Era uma das sábias sentenças do meu avô paterno. Na
Velha Alta de Coimbra, há duas placas que o lembram: «Anthero da
Veiga – republicano, diplomata, guitarrista – 1866 – 1960». Na minha
opinião, o seu grande valor era a Arte na Vida.
Por ser republicano, saboreou a prisão dos últimos
anos da monarquia; no posto equivalente a Presidente de Câmara, na
1ª República, saboreou novas prisões, por defender a realização dos
festejos religiosos populares; e não deixou de provar as prisões do
Estado Novo, acusado de «se dar» com gente da Maçonaria. Porém
(talvez por ser artista…), passava pelas prisões como «degustador»,
«mudando de ares» ao fim de alguns dias ou poucas semanas. Várias
figuras mais ou menos importantes, mas sobretudo os organizadores de
festas populares (que tanto o inspiraram), todos gostavam de o
convidar como reconhecido artista da guitarra portuguesa, compositor
de letra e música.

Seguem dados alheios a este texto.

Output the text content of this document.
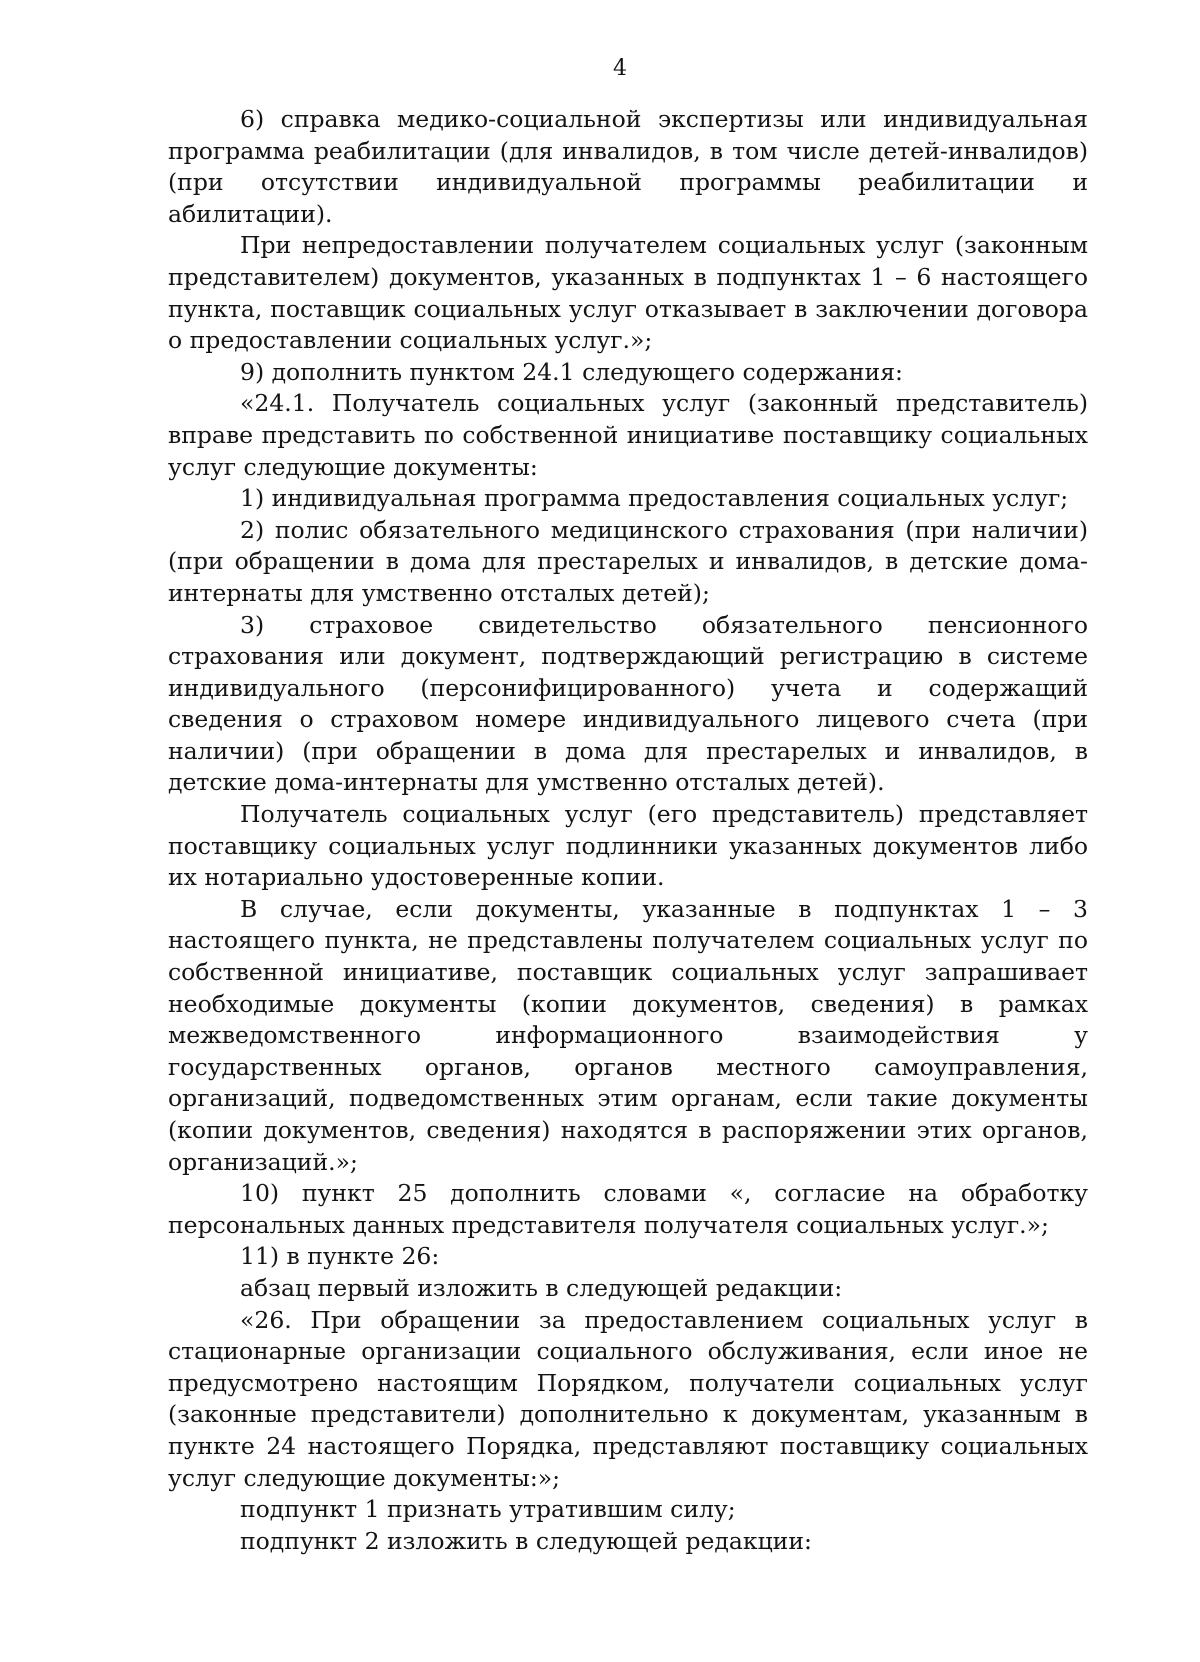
4

6) справка медико-социальной экспертизы или индивидуальная программа реабилитации (для инвалидов, в том числе детей-инвалидов) (при отсутствии индивидуальной программы реабилитации и абилитации).

При непредоставлении получателем социальных услуг (законным представителем) документов, указанных в подпунктах 1 – 6 настоящего пункта, поставщик социальных услуг отказывает в заключении договора о предоставлении социальных услуг.»;

9) дополнить пунктом 24.1 следующего содержания:

«24.1. Получатель социальных услуг (законный представитель) вправе представить по собственной инициативе поставщику социальных услуг следующие документы:

1) индивидуальная программа предоставления социальных услуг;

2) полис обязательного медицинского страхования (при наличии) (при обращении в дома для престарелых и инвалидов, в детские дома-интернаты для умственно отсталых детей);

3) страховое свидетельство обязательного пенсионного страхования или документ, подтверждающий регистрацию в системе индивидуального (персонифицированного) учета и содержащий сведения о страховом номере индивидуального лицевого счета (при наличии) (при обращении в дома для престарелых и инвалидов, в детские дома-интернаты для умственно отсталых детей).

Получатель социальных услуг (его представитель) представляет поставщику социальных услуг подлинники указанных документов либо их нотариально удостоверенные копии.

В случае, если документы, указанные в подпунктах 1 – 3 настоящего пункта, не представлены получателем социальных услуг по собственной инициативе, поставщик социальных услуг запрашивает необходимые документы (копии документов, сведения) в рамках межведомственного информационного взаимодействия у государственных органов, органов местного самоуправления, организаций, подведомственных этим органам, если такие документы (копии документов, сведения) находятся в распоряжении этих органов, организаций.»;

10) пункт 25 дополнить словами «, согласие на обработку персональных данных представителя получателя социальных услуг.»;

11) в пункте 26:

абзац первый изложить в следующей редакции:

«26. При обращении за предоставлением социальных услуг в стационарные организации социального обслуживания, если иное не предусмотрено настоящим Порядком, получатели социальных услуг (законные представители) дополнительно к документам, указанным в пункте 24 настоящего Порядка, представляют поставщику социальных услуг следующие документы:»;

подпункт 1 признать утратившим силу;

подпункт 2 изложить в следующей редакции:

Como lhe dizia D. Carlos (que também o convidou),
«a Arte não é escrava da política». Assim deveria ser, para bem de
ambas as partes.
Ares de férias ou mudanças lembram que é preciso
arejar ideias e relações, como se muda e areja a terra de cultivo.

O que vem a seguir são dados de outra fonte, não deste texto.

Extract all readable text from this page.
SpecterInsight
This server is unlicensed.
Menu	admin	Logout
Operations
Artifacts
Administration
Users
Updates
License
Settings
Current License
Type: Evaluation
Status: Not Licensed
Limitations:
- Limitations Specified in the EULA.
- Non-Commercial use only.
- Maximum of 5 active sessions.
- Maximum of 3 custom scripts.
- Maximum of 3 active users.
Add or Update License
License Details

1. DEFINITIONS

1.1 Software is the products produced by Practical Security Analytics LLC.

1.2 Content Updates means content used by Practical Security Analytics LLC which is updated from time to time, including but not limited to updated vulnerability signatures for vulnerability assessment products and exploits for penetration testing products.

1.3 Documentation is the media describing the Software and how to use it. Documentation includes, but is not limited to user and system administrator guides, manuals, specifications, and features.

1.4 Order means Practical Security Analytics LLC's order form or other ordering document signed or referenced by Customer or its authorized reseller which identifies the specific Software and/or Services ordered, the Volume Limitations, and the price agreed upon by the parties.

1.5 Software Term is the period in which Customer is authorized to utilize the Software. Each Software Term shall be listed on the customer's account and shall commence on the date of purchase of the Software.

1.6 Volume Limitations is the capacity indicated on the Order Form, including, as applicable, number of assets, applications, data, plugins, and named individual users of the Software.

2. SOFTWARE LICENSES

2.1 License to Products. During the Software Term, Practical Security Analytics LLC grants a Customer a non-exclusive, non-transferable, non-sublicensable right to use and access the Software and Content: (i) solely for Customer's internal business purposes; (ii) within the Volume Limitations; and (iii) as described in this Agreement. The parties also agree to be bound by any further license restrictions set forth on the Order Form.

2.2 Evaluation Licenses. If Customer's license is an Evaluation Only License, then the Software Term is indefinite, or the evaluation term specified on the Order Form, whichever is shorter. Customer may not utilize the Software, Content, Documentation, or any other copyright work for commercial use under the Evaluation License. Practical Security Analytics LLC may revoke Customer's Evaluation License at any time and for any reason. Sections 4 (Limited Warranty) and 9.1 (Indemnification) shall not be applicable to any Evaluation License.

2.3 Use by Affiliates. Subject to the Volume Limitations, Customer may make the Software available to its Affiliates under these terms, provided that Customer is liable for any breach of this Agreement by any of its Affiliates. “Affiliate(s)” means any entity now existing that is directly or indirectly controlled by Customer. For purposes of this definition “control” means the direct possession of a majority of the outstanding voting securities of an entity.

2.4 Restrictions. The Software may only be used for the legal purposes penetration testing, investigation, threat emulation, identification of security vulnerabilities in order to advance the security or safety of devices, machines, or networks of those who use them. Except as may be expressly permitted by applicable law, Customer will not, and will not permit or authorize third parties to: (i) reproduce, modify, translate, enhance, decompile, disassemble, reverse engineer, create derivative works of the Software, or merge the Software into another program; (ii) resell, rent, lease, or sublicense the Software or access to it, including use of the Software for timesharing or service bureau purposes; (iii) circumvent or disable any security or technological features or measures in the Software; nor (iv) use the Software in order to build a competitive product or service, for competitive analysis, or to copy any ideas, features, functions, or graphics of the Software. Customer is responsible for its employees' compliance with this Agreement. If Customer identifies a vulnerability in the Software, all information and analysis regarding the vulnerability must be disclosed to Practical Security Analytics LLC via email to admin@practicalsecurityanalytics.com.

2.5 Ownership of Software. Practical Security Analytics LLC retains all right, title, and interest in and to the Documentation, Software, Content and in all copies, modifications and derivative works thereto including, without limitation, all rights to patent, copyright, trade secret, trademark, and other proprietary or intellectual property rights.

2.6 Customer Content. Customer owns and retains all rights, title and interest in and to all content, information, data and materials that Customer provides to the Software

Sentir outras conversas, outros valores, outras maneiras de amar e
até de nos relacionarmos com Deus. Nem que pareça «para pior»:
compete-nos tirar proveito da experiência, para que a «espiral da
vida», de que já se falou, mantenha a tendência geral para a feliz
realização de todas as pessoas.
Demasiadas vezes ficamos agarrados ao nosso «castelo»
seguro, onde nada se põe em questão. Envelhecemos sem ter crescido
por dentro e temos medo de abrir a porta. Resultado: a nossa vida
religiosa cheira cada vez mais a mofo e nem arejamos a amizade com
Deus. Não aguentamos dúvidas e perguntas: julgamos que nos basta
ficar agarradinhos ao que parece ser o carrinho para o céu. E
afirma-se a pés juntos que Deus só pode ser encontrado nos
corredores e jardins desse castelo sem janelas. Mudar de ares? Lá
fora espreita o perigo!
No entanto, a própria fé exige terra bem arejada,
para não morrer estiolada. E ser cuidada pelo próprio e não por
empregados ou mesmo por amigos que fazem quase tudo por nós e
aconselham ou dão ordens de como devemos agir. Como dizia um
filósofo inglês: «Os seres humanos são absurdamente fáceis de
doutrinar – até o desejam! Preferem mais acreditar do que conhecer»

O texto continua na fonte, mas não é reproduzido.